Gonda police station in Ranchi on Monday. (Hardeep Singh)
Call it the mystery of the vanished Bal Mitra Thana.
The first child-friendly police station in Jharkhand that debuted in Gonda, near the chief minister’s Kanke residence, on November 26 last year, has stopped functioning from August this year.
There were clues aplenty to show that everything was amiss. First, the signboard showing the way to the special thana was missing. The office of the thana in-charge was locked.
Then, came the clincher.
Sugar Kandulna, ace hockey player and sub-inspector, who had been appointed as the in-charge of this Bal Mitra Thana for juvenile offenders, was transferred in August.
Since then, the post of in-charge is vacant and the thana — where policemen wore plain clothes and did not handcuff children or put them behind bars — is defunct.
When The Telegraph sought an explanation, officer in charge of Gonda police station Raj Kapoor hastily said: “The Jagannathpur Bal Mitra Thana (the second special police station) is functional.”

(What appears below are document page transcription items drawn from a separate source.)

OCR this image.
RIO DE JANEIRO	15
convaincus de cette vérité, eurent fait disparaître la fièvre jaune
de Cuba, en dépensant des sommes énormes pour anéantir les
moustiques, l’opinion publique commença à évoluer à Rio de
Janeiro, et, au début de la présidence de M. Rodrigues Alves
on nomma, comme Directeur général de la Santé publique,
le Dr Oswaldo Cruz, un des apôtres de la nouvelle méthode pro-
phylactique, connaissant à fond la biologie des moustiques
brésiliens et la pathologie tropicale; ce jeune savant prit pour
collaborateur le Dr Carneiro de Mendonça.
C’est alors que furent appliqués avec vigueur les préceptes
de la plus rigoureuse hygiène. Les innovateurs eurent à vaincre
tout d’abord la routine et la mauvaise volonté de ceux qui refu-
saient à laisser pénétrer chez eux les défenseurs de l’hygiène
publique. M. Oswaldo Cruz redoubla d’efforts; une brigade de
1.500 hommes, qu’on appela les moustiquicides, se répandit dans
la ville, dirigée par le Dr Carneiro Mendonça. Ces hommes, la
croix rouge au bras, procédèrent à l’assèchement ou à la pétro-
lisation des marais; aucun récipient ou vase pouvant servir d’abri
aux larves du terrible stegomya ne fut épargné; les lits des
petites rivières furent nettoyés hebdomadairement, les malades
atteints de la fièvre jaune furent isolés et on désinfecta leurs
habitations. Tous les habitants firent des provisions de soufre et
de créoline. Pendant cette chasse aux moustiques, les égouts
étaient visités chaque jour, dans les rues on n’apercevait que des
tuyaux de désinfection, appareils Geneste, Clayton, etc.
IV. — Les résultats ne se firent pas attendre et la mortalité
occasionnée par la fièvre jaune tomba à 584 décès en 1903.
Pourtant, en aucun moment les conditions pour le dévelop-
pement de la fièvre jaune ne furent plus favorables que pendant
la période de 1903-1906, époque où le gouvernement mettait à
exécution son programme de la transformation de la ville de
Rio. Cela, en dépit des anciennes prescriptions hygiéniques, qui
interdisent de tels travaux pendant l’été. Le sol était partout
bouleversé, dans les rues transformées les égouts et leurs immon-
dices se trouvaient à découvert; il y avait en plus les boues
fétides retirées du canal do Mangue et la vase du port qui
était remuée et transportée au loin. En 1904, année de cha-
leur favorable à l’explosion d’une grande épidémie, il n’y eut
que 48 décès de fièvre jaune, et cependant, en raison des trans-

That didn’t answer the question of why the Bal Mitra Thana in Gonda was felled by neglect. After all, it had enjoyed a hi-profile launch by additional director general of police (crime investigation) Asha Sinha at the behest of then deputy inspector general of South Chotanagpur Sampat Meena.
Ranchi SSP Saket Kumar Singh, present during the launch, cobbled up a defence.
“A Bal Mitra Thana isn’t a special police station like a mahila or ST/SC thana where a full-time OC is required. It’s just for creating awareness among police officers about Juvenile Justice (Care and Protection of Children) Act, 2000. As most police officers have been trained to handle cases related to children in conflict with the law sensitively, it is natural that special Bal Mitra police stations will get redundant,” he said.
State Commission for Protection of Child Rights member Sanjay Mishra, also present at the time of the inauguration of Bal Mitra Thana, refused to buy the explanation.
“It’s great that police officers have been sensitively trained. But it does not mean that a Bal Mitra Thana should be closed. Instead, the network of Bal Mitra police stations should be strengthened and given adequate staff strength so that the thanas are the turning point in the lives of these children,” he said.
He added that the thanas were conceptualised to give troubled or wayward minor delinquents a chance to change.
Whether Gonda’s Bal Mitra Thana — hailed as a milestone for juvenile justice — is a casualty thanks to an overdose of sensitivity or just sheer apathy is worthy of a probe.
The mystery of the missing signboard is far easier to solve.
“It was uprooted during the widening of Kanke Road a month ago,” a policeman said.